DEXX&R managing director Mark Kachor

Commissioner Kenneth Hayne’s recommendation to end grandfathered commissions and fee-for-no-service practices in advice could result in up to $3.7 billion in one-time remediation payments and an additional $1.1 billion a year flowing into member accounts, a report published yesterday by research house DEXX&R states.

The report, which compared the funds under management in products at June 2018 with those in force at June 2013 for products held by BT/Westpac, ANZ/OnePath, CBA/CFS, IOOF and NAB/MLC, comes in response to Hayne’s final report denouncement of the conflicted commissions that were allowed to remain in carve-outs from the 2013 Future of Financial Advice reforms.

“Grandfathered provisions for conflicted remuneration should be repealed as soon as reasonably practicable,” Hayne stated. “Even if the arguments relied on to justify the grandfathering exception were valid when that exception was introduced, it is now clear that they have outlived their validity.”

And on the practice of licensees charging clients for advice without providing a bona-fide service, Hayne was blunt and unequivocal.

“Charging for what you do not do is wrong,” he stated, before suggesting prosecution of licensees under Section 1311 of the Corporations Act be considered, along with a raft of changes to service agreements, to eradicate the problem.

Hayne estimated “at least $850 million” in compensation would be paid for fees-for-no-service transgressions, which he noted could happen in a variety of ways.

“The client may have terminated the relationship with the adviser; the adviser may have left the advice licensee; the client may no longer have been an eligible member of the relevant superannuation fund to seek advice from the nominated adviser; the client may have died,” Hayne wrote.

DEXX&R managing director Mark Kachor says the bottom end of the range will eventually be much higher than Hayne’s estimate. He says that if 15 per cent of (pre-FoFA) personal super and 40 per cent of (pre-FoFA) employer super were subject to the deduction of fees-for-no-service, remediation would involve a one-time payment of $1.75 billion to member accounts. Further, if 25 per cent of grandfathered commissions were switched off, an extra $730 million would flow into member accounts each year.

The “high estimate” – which involves 50 per cent of personal super and 40 per cent of employer super being subject to deduction of fees-for-no-service – would return $3.7 billion upfront and $1.1 billion a year, the DEXX&R report states.

Licensees, Kachor explains, will be the ones losing revenue from the fee-for-no-service cleanout.

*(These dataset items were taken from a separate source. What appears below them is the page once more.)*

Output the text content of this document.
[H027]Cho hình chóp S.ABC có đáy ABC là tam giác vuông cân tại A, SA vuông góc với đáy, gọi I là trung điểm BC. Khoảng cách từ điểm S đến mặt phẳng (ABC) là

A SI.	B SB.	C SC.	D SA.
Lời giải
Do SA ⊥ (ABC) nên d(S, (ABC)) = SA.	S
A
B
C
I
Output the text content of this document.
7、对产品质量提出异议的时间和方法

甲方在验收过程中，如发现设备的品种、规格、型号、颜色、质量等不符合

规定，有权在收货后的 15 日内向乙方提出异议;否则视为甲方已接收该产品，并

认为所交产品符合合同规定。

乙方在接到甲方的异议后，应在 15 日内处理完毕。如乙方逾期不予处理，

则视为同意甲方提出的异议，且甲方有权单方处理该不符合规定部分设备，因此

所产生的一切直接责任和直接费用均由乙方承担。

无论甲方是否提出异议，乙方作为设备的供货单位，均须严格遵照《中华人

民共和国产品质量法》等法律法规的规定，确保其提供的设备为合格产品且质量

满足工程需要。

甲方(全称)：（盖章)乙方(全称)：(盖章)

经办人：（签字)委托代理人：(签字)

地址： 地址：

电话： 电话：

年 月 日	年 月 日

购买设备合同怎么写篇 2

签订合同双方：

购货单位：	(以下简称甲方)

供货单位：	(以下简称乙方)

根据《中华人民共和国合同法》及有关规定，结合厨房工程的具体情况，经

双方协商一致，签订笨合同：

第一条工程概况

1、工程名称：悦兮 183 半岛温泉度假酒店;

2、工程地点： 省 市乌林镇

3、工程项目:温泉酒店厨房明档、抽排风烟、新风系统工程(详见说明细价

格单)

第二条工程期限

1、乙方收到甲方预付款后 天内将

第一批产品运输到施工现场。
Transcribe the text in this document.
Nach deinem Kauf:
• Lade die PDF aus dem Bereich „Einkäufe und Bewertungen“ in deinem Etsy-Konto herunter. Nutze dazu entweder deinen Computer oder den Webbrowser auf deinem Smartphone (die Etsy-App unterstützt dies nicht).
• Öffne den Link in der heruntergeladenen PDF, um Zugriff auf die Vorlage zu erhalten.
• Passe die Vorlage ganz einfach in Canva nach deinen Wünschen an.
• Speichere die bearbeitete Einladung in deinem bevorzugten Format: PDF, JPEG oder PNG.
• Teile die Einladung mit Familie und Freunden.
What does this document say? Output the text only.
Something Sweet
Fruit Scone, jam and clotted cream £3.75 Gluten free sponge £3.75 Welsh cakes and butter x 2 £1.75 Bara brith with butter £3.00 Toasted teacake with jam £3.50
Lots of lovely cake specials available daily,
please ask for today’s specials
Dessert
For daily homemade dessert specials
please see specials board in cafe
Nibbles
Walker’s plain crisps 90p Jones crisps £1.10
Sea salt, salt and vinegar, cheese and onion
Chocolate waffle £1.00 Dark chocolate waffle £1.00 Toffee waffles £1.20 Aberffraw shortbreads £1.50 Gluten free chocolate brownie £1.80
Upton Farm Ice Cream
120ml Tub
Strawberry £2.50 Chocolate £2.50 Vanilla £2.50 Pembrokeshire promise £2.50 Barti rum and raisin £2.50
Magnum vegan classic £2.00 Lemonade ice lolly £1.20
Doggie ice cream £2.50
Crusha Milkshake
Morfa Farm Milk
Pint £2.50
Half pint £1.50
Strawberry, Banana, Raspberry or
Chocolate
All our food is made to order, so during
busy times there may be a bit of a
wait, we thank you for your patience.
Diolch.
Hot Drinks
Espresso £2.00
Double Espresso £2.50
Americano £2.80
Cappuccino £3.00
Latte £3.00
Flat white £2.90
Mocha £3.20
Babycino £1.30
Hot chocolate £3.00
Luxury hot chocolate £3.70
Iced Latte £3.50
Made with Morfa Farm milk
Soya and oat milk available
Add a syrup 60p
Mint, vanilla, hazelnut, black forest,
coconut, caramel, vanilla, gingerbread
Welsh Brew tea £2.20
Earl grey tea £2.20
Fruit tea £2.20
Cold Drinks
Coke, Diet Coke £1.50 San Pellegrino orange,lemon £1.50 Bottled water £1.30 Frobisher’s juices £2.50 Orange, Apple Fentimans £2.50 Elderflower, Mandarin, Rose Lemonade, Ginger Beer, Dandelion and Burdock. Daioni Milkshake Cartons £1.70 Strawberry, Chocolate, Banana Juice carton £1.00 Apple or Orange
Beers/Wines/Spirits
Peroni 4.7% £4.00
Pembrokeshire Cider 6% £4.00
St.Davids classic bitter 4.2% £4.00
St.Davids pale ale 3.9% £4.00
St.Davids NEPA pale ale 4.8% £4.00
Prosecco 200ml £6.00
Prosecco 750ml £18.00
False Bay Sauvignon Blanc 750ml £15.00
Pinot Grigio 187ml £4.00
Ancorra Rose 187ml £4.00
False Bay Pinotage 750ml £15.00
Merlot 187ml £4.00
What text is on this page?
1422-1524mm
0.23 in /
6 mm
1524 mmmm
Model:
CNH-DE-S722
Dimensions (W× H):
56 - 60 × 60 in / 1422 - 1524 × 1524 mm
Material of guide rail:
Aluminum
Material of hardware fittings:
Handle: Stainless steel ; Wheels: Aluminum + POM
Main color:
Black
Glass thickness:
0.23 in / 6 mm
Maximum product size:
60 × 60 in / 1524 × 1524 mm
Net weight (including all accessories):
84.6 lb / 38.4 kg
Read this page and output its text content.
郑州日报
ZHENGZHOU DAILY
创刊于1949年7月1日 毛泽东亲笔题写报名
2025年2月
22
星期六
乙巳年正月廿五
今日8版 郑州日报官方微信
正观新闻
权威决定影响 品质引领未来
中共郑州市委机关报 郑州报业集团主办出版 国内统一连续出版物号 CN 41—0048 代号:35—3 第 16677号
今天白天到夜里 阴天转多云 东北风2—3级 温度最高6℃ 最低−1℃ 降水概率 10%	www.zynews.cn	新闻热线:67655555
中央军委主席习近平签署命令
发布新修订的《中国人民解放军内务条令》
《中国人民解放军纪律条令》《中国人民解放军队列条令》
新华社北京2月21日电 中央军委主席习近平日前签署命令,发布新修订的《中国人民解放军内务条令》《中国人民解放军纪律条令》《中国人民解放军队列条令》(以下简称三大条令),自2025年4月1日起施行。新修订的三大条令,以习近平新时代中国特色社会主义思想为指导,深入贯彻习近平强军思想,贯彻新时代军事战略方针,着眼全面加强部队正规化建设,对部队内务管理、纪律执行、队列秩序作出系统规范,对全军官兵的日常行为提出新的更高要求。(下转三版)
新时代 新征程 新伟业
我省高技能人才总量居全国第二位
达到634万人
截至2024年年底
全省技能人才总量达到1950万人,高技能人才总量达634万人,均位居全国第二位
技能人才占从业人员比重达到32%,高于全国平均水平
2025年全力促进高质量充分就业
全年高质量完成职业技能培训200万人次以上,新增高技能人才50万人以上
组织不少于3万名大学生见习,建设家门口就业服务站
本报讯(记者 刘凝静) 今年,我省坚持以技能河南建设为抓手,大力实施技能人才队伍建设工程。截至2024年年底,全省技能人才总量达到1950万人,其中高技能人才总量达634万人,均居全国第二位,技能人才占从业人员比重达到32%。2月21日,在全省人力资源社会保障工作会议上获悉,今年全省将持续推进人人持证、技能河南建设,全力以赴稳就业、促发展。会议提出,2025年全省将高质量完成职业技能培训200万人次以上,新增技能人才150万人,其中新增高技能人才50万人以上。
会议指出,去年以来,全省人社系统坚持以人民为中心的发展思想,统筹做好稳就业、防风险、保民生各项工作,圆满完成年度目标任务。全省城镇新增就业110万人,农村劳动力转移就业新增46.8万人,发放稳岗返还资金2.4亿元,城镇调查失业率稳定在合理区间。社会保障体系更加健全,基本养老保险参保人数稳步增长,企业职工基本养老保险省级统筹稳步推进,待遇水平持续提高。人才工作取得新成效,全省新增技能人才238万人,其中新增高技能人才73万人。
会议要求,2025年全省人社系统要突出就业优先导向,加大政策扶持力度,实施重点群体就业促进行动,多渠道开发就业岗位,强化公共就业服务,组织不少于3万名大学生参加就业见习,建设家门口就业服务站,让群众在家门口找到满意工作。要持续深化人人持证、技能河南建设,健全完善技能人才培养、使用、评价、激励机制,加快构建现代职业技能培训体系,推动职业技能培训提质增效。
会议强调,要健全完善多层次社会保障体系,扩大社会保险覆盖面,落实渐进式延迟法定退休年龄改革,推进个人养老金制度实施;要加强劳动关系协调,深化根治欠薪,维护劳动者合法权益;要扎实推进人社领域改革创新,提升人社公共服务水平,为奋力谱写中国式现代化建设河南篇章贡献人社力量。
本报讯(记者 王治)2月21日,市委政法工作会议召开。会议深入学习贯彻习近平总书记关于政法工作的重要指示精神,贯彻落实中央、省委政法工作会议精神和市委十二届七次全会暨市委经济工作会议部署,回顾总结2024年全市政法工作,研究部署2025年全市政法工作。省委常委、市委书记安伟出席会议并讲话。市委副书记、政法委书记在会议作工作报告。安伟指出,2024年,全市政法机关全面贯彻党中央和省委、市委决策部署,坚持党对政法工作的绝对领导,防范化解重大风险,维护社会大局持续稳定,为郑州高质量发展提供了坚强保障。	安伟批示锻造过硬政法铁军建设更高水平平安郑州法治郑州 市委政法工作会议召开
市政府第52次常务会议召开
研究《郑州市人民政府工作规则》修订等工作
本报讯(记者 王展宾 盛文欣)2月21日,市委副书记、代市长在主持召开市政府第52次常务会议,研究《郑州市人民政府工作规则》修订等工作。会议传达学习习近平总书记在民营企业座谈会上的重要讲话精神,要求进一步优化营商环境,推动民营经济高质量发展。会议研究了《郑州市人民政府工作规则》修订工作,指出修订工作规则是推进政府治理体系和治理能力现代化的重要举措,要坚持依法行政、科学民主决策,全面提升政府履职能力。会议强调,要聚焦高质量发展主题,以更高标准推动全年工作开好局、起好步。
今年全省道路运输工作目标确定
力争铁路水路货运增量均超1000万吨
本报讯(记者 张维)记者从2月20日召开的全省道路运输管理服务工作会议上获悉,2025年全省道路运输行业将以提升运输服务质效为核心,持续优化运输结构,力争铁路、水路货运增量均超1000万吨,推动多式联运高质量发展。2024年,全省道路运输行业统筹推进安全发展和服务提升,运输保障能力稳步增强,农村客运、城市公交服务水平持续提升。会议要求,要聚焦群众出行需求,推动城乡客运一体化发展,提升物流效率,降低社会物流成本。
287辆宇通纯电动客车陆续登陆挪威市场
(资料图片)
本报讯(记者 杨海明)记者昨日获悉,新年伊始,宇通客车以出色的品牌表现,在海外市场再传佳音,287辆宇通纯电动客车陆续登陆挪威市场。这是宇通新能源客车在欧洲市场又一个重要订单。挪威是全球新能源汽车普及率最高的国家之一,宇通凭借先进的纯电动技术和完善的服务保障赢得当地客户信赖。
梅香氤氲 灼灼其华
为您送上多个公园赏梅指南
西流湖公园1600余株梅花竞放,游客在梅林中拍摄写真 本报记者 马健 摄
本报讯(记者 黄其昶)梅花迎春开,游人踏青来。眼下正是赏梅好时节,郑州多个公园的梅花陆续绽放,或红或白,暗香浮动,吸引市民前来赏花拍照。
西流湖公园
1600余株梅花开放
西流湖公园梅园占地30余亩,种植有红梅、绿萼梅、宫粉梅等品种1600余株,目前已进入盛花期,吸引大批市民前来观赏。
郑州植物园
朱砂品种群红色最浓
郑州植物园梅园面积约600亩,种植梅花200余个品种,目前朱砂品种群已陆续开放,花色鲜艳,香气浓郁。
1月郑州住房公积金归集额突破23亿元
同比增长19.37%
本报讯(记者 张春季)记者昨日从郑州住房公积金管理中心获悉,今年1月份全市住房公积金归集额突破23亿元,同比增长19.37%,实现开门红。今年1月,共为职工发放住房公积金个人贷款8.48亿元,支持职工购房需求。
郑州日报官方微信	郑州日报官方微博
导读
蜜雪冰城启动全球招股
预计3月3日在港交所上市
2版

“Fees-for-no-service is actually, by definition, a fee being charged to a client that is not being charged by an adviser, so fee-for-no-service remediation will have no effect on current advisers because these are all clients that have been unlinked from the adviser,” he explains.

If anything, Kachor says, advisers should end up with more FUM to invest on behalf of their clients.

“For all those who fall into this category, this is the amount each year that there is going to be available to invest, which was previously deducted as charges,” he notes.